Vous l'utilisez probablement pour décrire un temps glacial, un froid qui mord les os. Pourtant, l'image qui se cache derrière cette expression n'a rien à voir avec la météo que vous connaissez. Plongée dans les origines surprenantes d'une locution qui sent la poudre et les marais.

Une origine synonyme de chasse et de patience

Autrefois, la chasse au canard était une pratique très répandue, notamment en automne et en hiver. Les chasseurs s'installaient aux abords des étangs et des zones humides, parfois des heures durant, à l'affût de leur gibier. Et pour que les canards daignent se poser, il fallait attendre... par tous les temps.

  • Le sens initial : Un "froid de canard" désignait précisément ce froid humide et pénétrant que les chasseurs subissaient dans les marais, allongés ou accroupis dans la boue, sans pouvoir bouger. Un froid particulier, insidieux, qui s'infiltre partout.
  • La connotation : Ce n'était pas simplement "il fait froid". C'était un froid de circonstance, lié à une posture d'attente immobile en plein air.

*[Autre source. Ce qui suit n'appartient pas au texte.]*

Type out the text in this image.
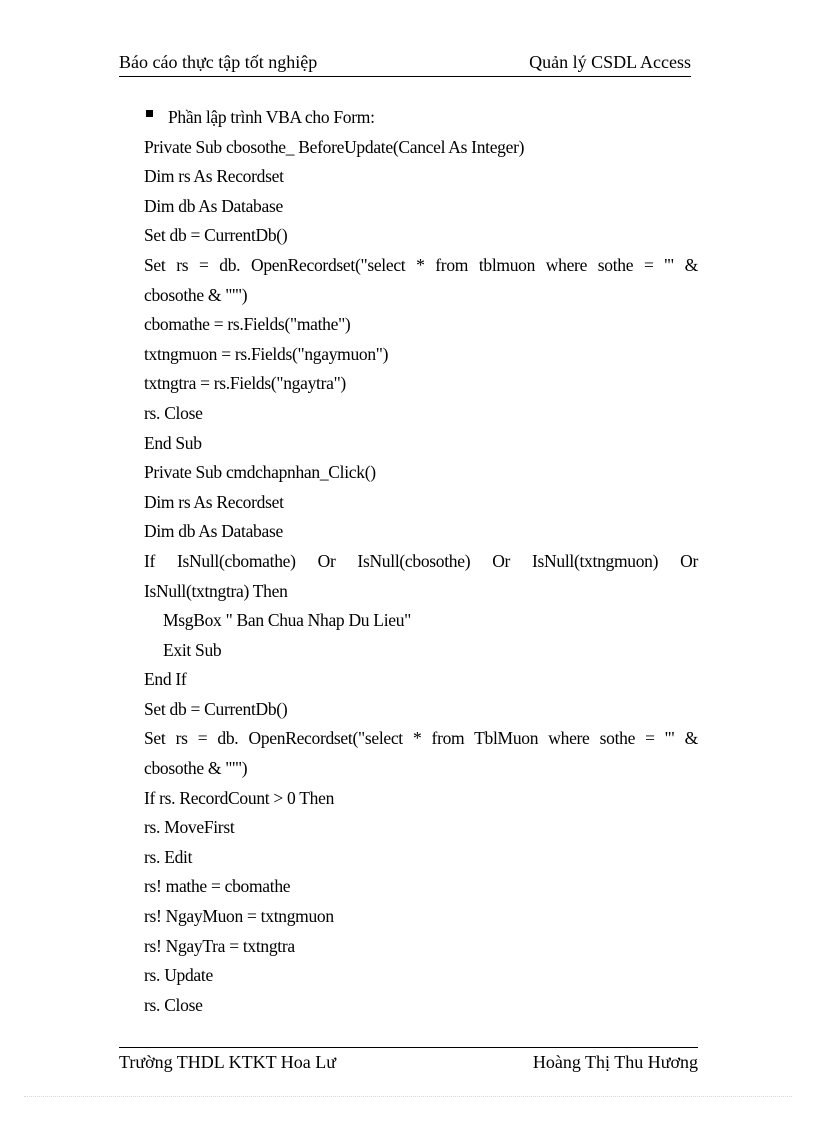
Báo cáo thực tập tốt nghiệp	Quản lý CSDL Access
Phần lập trình VBA cho Form:
Private Sub cbosothe_ BeforeUpdate(Cancel As Integer)
Dim rs As Recordset
Dim db As Database
Set db = CurrentDb()
Set rs = db. OpenRecordset("select * from tblmuon where sothe = '" &
cbosothe & "'")
cbomathe = rs.Fields("mathe")
txtngmuon = rs.Fields("ngaymuon")
txtngtra = rs.Fields("ngaytra")
rs. Close
End Sub
Private Sub cmdchapnhan_Click()
Dim rs As Recordset
Dim db As Database
If IsNull(cbomathe) Or IsNull(cbosothe) Or IsNull(txtngmuon) Or
IsNull(txtngtra) Then
MsgBox " Ban Chua Nhap Du Lieu"
Exit Sub
End If
Set db = CurrentDb()
Set rs = db. OpenRecordset("select * from TblMuon where sothe = '" &
cbosothe & "'")
If rs. RecordCount > 0 Then
rs. MoveFirst
rs. Edit
rs! mathe = cbomathe
rs! NgayMuon = txtngmuon
rs! NgayTra = txtngtra
rs. Update
rs. Close
Trường THDL KTKT Hoa Lư	Hoàng Thị Thu Hương
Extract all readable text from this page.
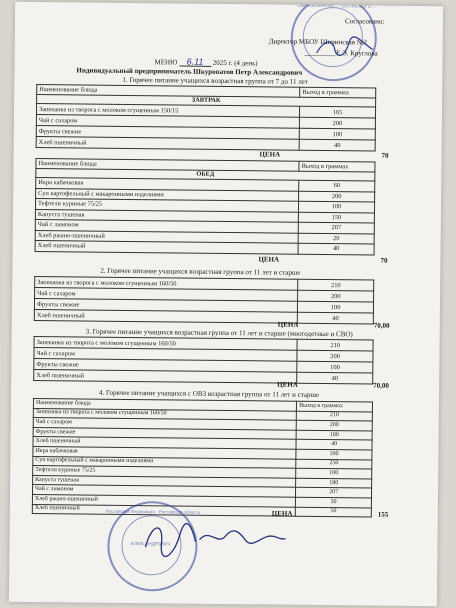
ОБРАЗОВАНИЕ ... СЕЛЬСКОГО ...
Согласовано:
Директор МБОУ Ширинская №2
_________Е.Э. Круглова
МЕНЮ 6.11 2025 г. (4 день)
Индивидуальный предприниматель Шкуропатов Петр Александрович
1. Горячее питание учащихся возрастная группа от 7 до 11 лет
Наименование блюда	Выход в граммах
ЗАВТРАК	
Запеканка из творога с молоком сгущенным 150/15	165
Чай с сахаром	200
Фрукты свежие	100
Хлеб пшеничный	40
ЦЕНА	70
Наименование блюда	Выход в граммах
ОБЕД	
Икра кабачковая	60
Суп картофельный с макаронными изделиями	200
Тефтели куриные 75/25	100
Капуста тушеная	150
Чай с лимоном	207
Хлеб ржано-пшеничный	20
Хлеб пшеничный	40
ЦЕНА	70
2. Горячее питание учащихся возрастная группа от 11 лет и старше
Запеканка из творога с молоком сгущенным 160/50	210
Чай с сахаром	200
Фрукты свежие	100
Хлеб пшеничный	40
ЦЕНА	70,00
3. Горячее питание учащихся возрастная группа от 11 лет и старше (многодетные и СВО)
Запеканка из творога с молоком сгущенным 160/50	210
Чай с сахаром	200
Фрукты свежие	100
Хлеб пшеничный	40
ЦЕНА	70,00
4. Горячее питание учащихся с ОВЗ возрастная группа от 11 лет и старше
Наименование блюда	Выход в граммах
Запеканка из творога с молоком сгущенным 160/50	210
Чай с сахаром	200
Фрукты свежие	100
Хлеб пшеничный	40
Икра кабачковая	100
Суп картофельный с макаронными изделиями	250
Тефтели куриные 75/25	100
Капуста тушеная	180
Чай с лимоном	207
Хлеб ржано-пшеничный	30
Хлеб пшеничный	50
ЦЕНА	155
Российская Федерация · Ростовская область
АЛЕКСАНДРОВИЧ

Une autre piste : le canard lui-même

Certains linguistes avancent une explication plus directe. Le canard, animal aquatique, évolue naturellement dans des conditions que l'être humain jugerait insupportables : eau froide, vent, pluie. Dire qu'il fait un "froid de canard", ce serait donc dire qu'il fait un froid digne de l'environnement naturel de cet oiseau — autrement dit, un froid non-humain.

Ce qu'il faut retenir

L'expression a traversé les siècles sans perdre de sa vigueur. Elle évoque toujours ce froid particulier, mordant et humide, bien au-delà du simple thermomètre.

Le saviez-vous ? L'expression est attestée dès le XIXe siècle et appartient à toute une famille de locutions liées à la chasse, comme "tirer à vue" ou "être dans la ligne de mire", qui ont depuis largement quitté les forêts pour envahir le langage courant.